Hacker News new | ask | show | jobs
by barryhoodlum 1991 days ago
Doesn't it? You can google "how to make iphone app" (or whatever) and get a wealth of videos, blog posts, guides, tutorials, github repositories. You can join online communities to learn and ask questions. You can download all the tools for free.

My early days of programming were tinkering in BASIC and asking my parents to buy me "Learn C in 24 days" type books and hoping the compilers on the bundled CD would actually work. I had very few resources and had nobody to ask if I got stuck, except for other kids who didn't know much more than me. Seems a lot better now.

2 comments

>I had very few resources and had nobody to ask if I got stuck

That's exactly the self-learning experience.
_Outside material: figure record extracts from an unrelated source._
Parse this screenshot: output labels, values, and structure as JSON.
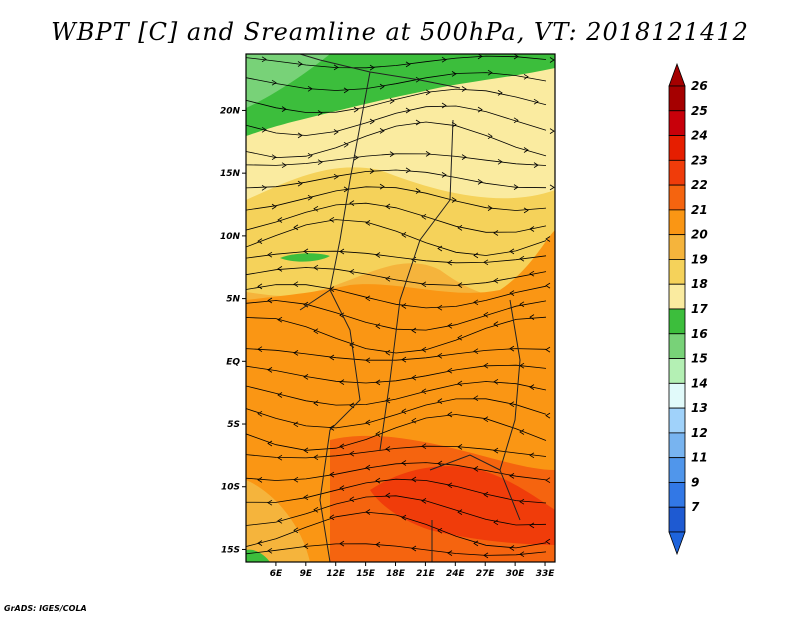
{
  "title": "WBPT [C] and Sreamline at 500hPa, VT: 2018121412",
  "footer": "GrADS: IGES/COLA",
  "map": {
    "lon_range": [
      3,
      34
    ],
    "lat_range": [
      -16,
      24.5
    ],
    "lat_ticks": [
      {
        "value": 20,
        "label": "20N"
      },
      {
        "value": 15,
        "label": "15N"
      },
      {
        "value": 10,
        "label": "10N"
      },
      {
        "value": 5,
        "label": "5N"
      },
      {
        "value": 0,
        "label": "EQ"
      },
      {
        "value": -5,
        "label": "5S"
      },
      {
        "value": -10,
        "label": "10S"
      },
      {
        "value": -15,
        "label": "15S"
      }
    ],
    "lon_ticks": [
      {
        "value": 6,
        "label": "6E"
      },
      {
        "value": 9,
        "label": "9E"
      },
      {
        "value": 12,
        "label": "12E"
      },
      {
        "value": 15,
        "label": "15E"
      },
      {
        "value": 18,
        "label": "18E"
      },
      {
        "value": 21,
        "label": "21E"
      },
      {
        "value": 24,
        "label": "24E"
      },
      {
        "value": 27,
        "label": "27E"
      },
      {
        "value": 30,
        "label": "30E"
      },
      {
        "value": 33,
        "label": "33E"
      }
    ]
  },
  "colorbar": {
    "levels": [
      {
        "label": "26",
        "color": "#a50000"
      },
      {
        "label": "25",
        "color": "#c8000a"
      },
      {
        "label": "24",
        "color": "#e61e00"
      },
      {
        "label": "23",
        "color": "#f03c0a"
      },
      {
        "label": "22",
        "color": "#f5640f"
      },
      {
        "label": "21",
        "color": "#fa9614"
      },
      {
        "label": "20",
        "color": "#f5b43c"
      },
      {
        "label": "19",
        "color": "#f5d25a"
      },
      {
        "label": "18",
        "color": "#faeba0"
      },
      {
        "label": "17",
        "color": "#3cbe3c"
      },
      {
        "label": "16",
        "color": "#78d278"
      },
      {
        "label": "15",
        "color": "#b4f0b4"
      },
      {
        "label": "14",
        "color": "#e1fafa"
      },
      {
        "label": "13",
        "color": "#a0d2fa"
      },
      {
        "label": "12",
        "color": "#78b4f0"
      },
      {
        "label": "11",
        "color": "#5096eb"
      },
      {
        "label": "9",
        "color": "#3278e6"
      },
      {
        "label": "7",
        "color": "#1e5ad2"
      }
    ],
    "bottom_color": "#1e64dc"
  }
}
You had simple foundations that demanded to be explored and conquered. My first programming book was a ~700 page Java tome because that was the hot thing. After I had read it start to finish I realized that I still don't know what programming is. Then I read K&R and the scales fell from my eyes. Programming is so simple and elegant! The OOP approach of Java teaches you to just put the things you think of into classes, which is like being handed a blank piece of paper. C has an internal logic and an emergent structure of possibility because it reveals limitations. This is even more so the case for BASIC. Nowadays getting into programming seems far worse than 2000's Java. Everything is a library, everything is answered on Google, all the languages are feature-rich and opaque, any computer is fast enough for the worst code. Why bother if there is nowhere to go?

The main restriction when I was starting out was the cost. Now pretty much any language you want to use is just a download away.